Former Concord Steam plant, and its chimney, to be torn down

  • The Concord Steam Corp. plant in Concord as seen on Tuesday, June 9, 2015. ELIZABETH FRANTZ

  • A truck filled with wood chips pulls up to the Concord Steam plant off of Pleasant Street in Concord, July 2016.

  • The Concord Steam Corporation plant on Pleasant Street. Monitor file

Monitor staff
Published: 8/24/2019 3:29:26 PM

Two years after it went cold, the former Concord Steam plant, including the chimney that has towered over south Concord for many decades, is nearing its final days.

The state has put the demolition of the 45,000-square-foot building out to bid. Work may start before winter and the structures should be gone by next July, said Michael Connor, deputy commissioner of the state Department of Administrative Services.

“The budget is $1.76 million. … A large part, close to a million dollars, is asbestos and hazardous waste removal,” he said.

Connor said the proposal would proceed in two steps. The first will remove the building and chimney, leaving a portion of one wall that helps support Industrial Drive.

“Then we want to hire a structural engineer to look and make recommendations about how we will retain that wall,” he said.

The current plan is to eventually use the area as a parking lot, with one small garage left as a carpenter shop for state use.

Old factory chimneys are often left standing as historic landmarks – the chimney at the former Page Belting Co. factory alongside I-93 Exit 15 in Concord is a good example – but the Concord Steam chimney isn’t in good enough shape to keep, Connor said. About 40 feet had to be removed from the top in 2017 because of danger that it could fall.

Plans to build a nearby parking garage on the site of some torn-down buildings associated with the former state hospital have been put on hold because bids came in much higher than expected, Connor said.

The power plant dates in some form back to the turn of the 20th century.
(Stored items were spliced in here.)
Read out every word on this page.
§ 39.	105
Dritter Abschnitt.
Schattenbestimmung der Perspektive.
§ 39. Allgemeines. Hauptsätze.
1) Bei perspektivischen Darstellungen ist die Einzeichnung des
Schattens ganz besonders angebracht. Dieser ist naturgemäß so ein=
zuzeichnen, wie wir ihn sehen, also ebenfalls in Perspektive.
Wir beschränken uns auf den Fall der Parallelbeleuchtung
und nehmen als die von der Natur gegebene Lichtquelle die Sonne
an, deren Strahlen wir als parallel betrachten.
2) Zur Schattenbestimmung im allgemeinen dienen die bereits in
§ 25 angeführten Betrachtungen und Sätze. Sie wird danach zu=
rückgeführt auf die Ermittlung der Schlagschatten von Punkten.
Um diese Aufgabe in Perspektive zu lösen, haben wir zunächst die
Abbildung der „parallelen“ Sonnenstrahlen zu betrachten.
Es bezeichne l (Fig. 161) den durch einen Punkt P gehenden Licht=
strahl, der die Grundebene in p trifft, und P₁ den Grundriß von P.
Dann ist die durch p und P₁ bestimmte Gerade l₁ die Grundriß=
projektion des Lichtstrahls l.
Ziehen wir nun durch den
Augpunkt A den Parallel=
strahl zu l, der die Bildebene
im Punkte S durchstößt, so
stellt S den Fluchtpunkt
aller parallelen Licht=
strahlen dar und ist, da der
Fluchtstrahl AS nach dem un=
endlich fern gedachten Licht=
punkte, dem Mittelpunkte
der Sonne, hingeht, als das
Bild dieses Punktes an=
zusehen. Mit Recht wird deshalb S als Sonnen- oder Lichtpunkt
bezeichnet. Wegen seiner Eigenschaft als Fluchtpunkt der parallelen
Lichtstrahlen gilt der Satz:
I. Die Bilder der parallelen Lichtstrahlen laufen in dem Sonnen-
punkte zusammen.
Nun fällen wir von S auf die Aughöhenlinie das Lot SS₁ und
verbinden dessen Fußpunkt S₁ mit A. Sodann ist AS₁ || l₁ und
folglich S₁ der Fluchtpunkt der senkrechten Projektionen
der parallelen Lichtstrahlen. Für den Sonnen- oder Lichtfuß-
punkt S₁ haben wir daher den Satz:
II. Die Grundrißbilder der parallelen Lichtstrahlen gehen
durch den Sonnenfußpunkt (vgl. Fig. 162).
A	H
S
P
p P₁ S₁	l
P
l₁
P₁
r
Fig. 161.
It originally provided steam heat to the state hospital and in 1977 was bought by Roger Bloomfield, who connected it to a small plant on Bridge Street that heated some downtown buildings to create Concord Steam. Bloomfield converted the boiler from oil to wood chips at about the same time. The Bridge Street plant was demolished in 1981 and is now a parking lot.

The company grew over the years, eventually providing steam heat through underground pipes to more than 100 buildings, both in the Hugh Gallen State Office Park and throughout downtown Concord. Plans to mothball the aging power plant and build a new one were scuttled by the 2008 financial crisis, and then customers began shifting to cheaper natural gas heat. When the state announced that it was shifting much of its heating needs to gas, the company ran out of money, shutting down in May 2017.